Nobody likes to pay taxes. In fact, most people prefer to get a little something back from the IRS after filing a federal tax return.
Even though it’s more prudent, financially speaking, to break even – or have to write the IRS a small check – I recognize that lots of Americans love the idea of getting a juicy check from the government during tax season.
No wonder, then, that as of March 2011, the IRS says the average tax refund check now tops $3,100.
One way to get the government to send you a juicy check like that is to claim tax credits.
A tax credit reduces the taxes you owe dollar for dollar. What’s even better is that some tax credits are refundable, meaning you get that sought-after check back from the feds.

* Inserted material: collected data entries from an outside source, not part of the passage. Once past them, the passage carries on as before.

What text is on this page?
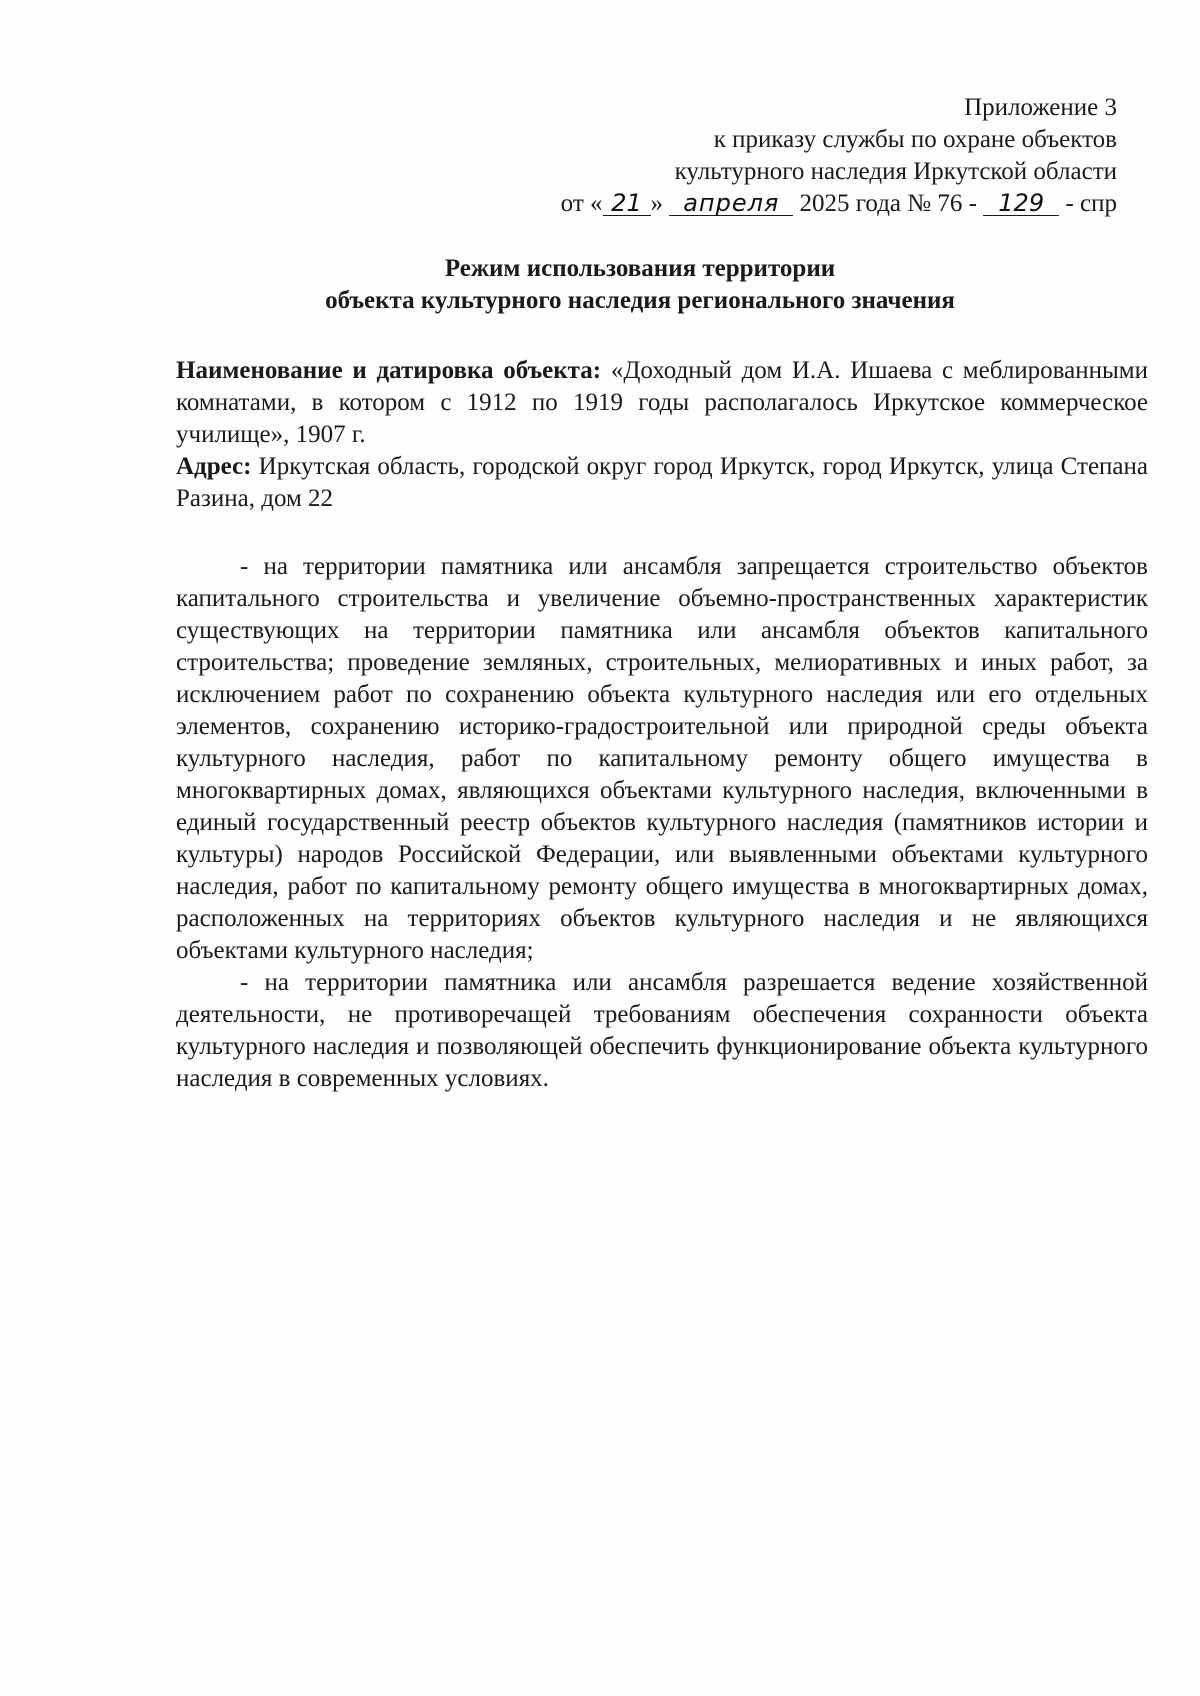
Приложение 3
к приказу службы по охране объектов
культурного наследия Иркутской области
от « 21 » апреля 2025 года № 76 - 129 - спр
Режим использования территории
объекта культурного наследия регионального значения

Наименование и датировка объекта: «Доходный дом И.А. Ишаева с меблированными комнатами, в котором с 1912 по 1919 годы располагалось Иркутское коммерческое училище», 1907 г.

Адрес: Иркутская область, городской округ город Иркутск, город Иркутск, улица Степана Разина, дом 22

- на территории памятника или ансамбля запрещается строительство объектов капитального строительства и увеличение объемно-пространственных характеристик существующих на территории памятника или ансамбля объектов капитального строительства; проведение земляных, строительных, мелиоративных и иных работ, за исключением работ по сохранению объекта культурного наследия или его отдельных элементов, сохранению историко-градостроительной или природной среды объекта культурного наследия, работ по капитальному ремонту общего имущества в многоквартирных домах, являющихся объектами культурного наследия, включенными в единый государственный реестр объектов культурного наследия (памятников истории и культуры) народов Российской Федерации, или выявленными объектами культурного наследия, работ по капитальному ремонту общего имущества в многоквартирных домах, расположенных на территориях объектов культурного наследия и не являющихся объектами культурного наследия;

- на территории памятника или ансамбля разрешается ведение хозяйственной деятельности, не противоречащей требованиям обеспечения сохранности объекта культурного наследия и позволяющей обеспечить функционирование объекта культурного наследия в современных условиях.
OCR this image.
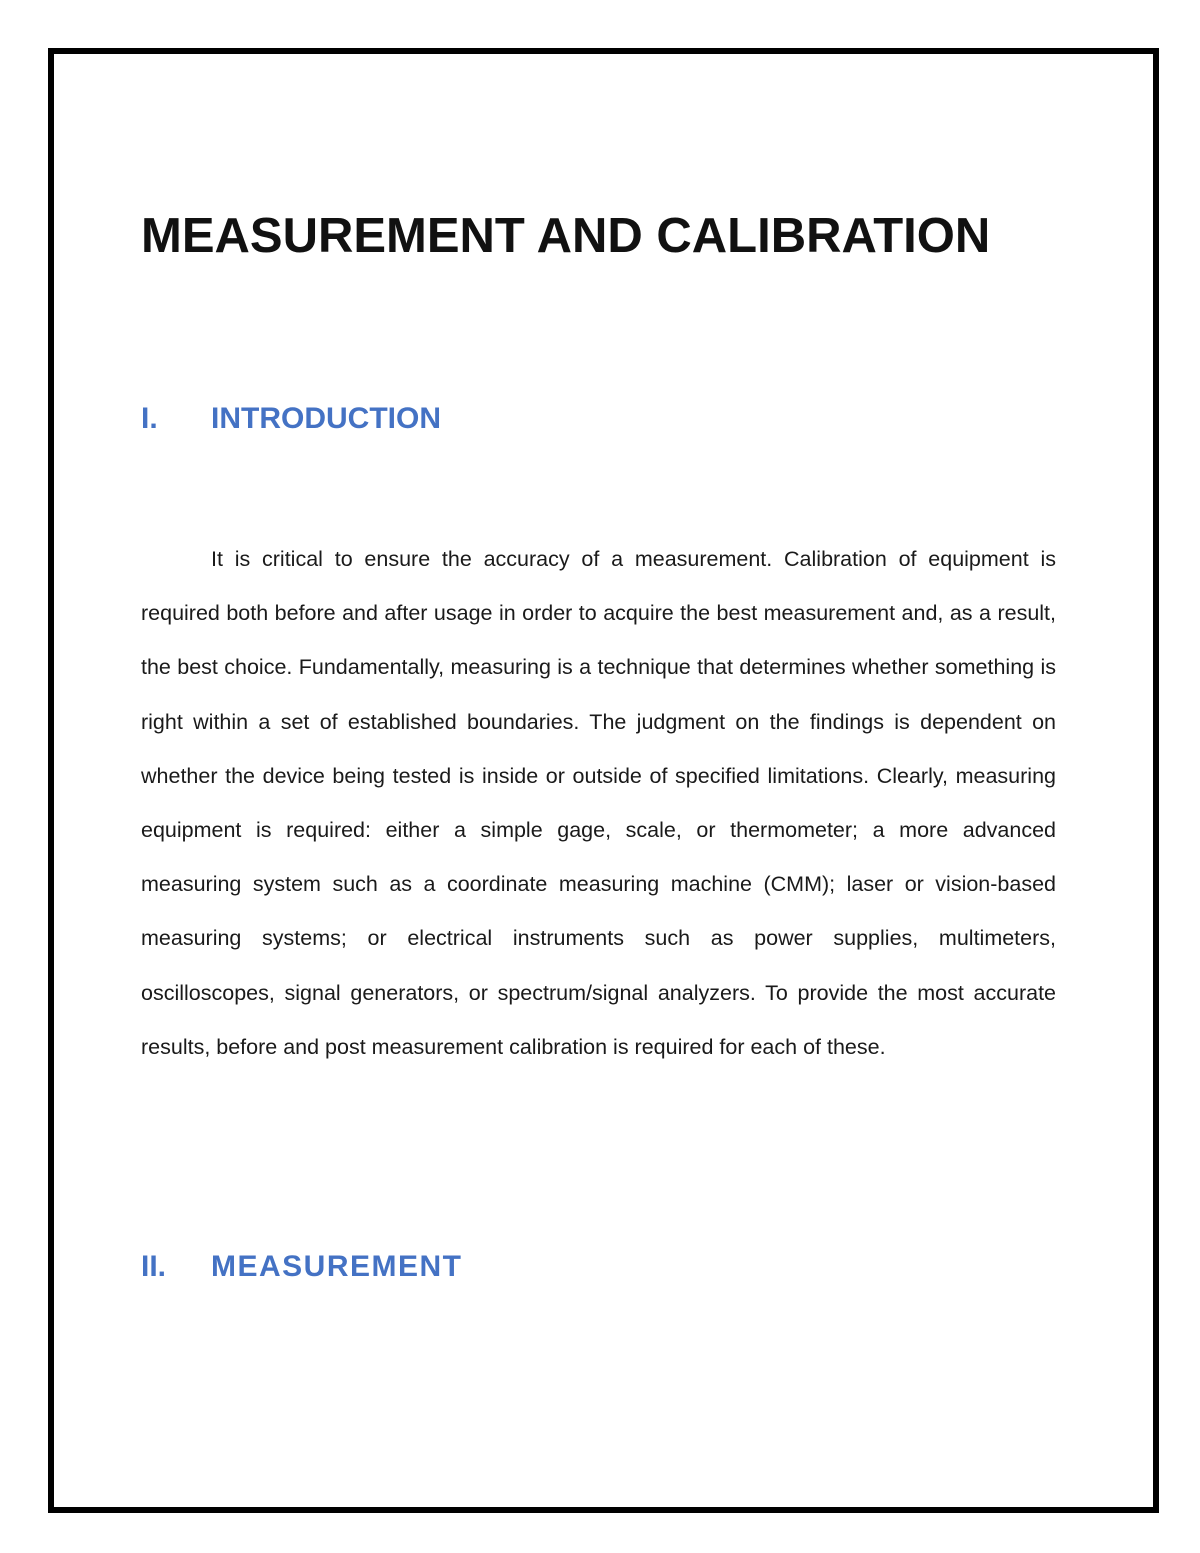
MEASUREMENT AND CALIBRATION
I. INTRODUCTION

It is critical to ensure the accuracy of a measurement. Calibration of equipment is required both before and after usage in order to acquire the best measurement and, as a result, the best choice. Fundamentally, measuring is a technique that determines whether something is right within a set of established boundaries. The judgment on the findings is dependent on whether the device being tested is inside or outside of specified limitations. Clearly, measuring equipment is required: either a simple gage, scale, or thermometer; a more advanced measuring system such as a coordinate measuring machine (CMM); laser or vision-based measuring systems; or electrical instruments such as power supplies, multimeters, oscilloscopes, signal generators, or spectrum/signal analyzers. To provide the most accurate results, before and post measurement calibration is required for each of these.

II. MEASUREMENT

If you’re looking to fatten your bank account, the IRS wants you know about the following four tax credits that you should consider claiming (if you’re eligible, of course):
The Earned Income Tax Credit is a refundable credit for certain people who work and have earned income from wages, self-employment or farming.
Income, age and the number of qualifying children determine the amount of the credit. EITC reduces the amount of tax you owe and may also give you a refund. For more information see IRS Publication 596, Earned Income Credit.
The Child and Dependent Care Credit is for expenses paid for the care of your qualifying children under age 13, or for a disabled spouse or dependent, to enable you to work or look for work.
For more information, see IRS Publication 503, Child and Dependent Care Expenses.
The Child Tax Credit is for people who have a qualifying child. The maximum amount of the credit is $1,000 for each qualifying child.
This credit can be claimed in addition to the credit for child and dependent care expenses. For more information on the Child Tax Credit, see IRS Publication 972, Child Tax Credit.
The Retirement Savings Contributions Credit, also known as the Saver’s Credit, is designed to help low-to-moderate income workers save for retirement.
You may qualify if your income is below a certain limit and you contribute to an IRA or workplace retirement plan, such as a 401(k) plan.
The Saver’s Credit is available in addition to any other tax savings that apply. For more information, see IRS Publication 590, Individual Retirement Arrangements (IRAs).
This is just a sampling of federal tax credits. Lots of other ones exist too, and each one is subject to its own qualifications, limitations and rules.
But the point is this: if you legitimately qualify for a tax credit, do go ahead and claim it. The refund you could get will make your time and effort worthwhile.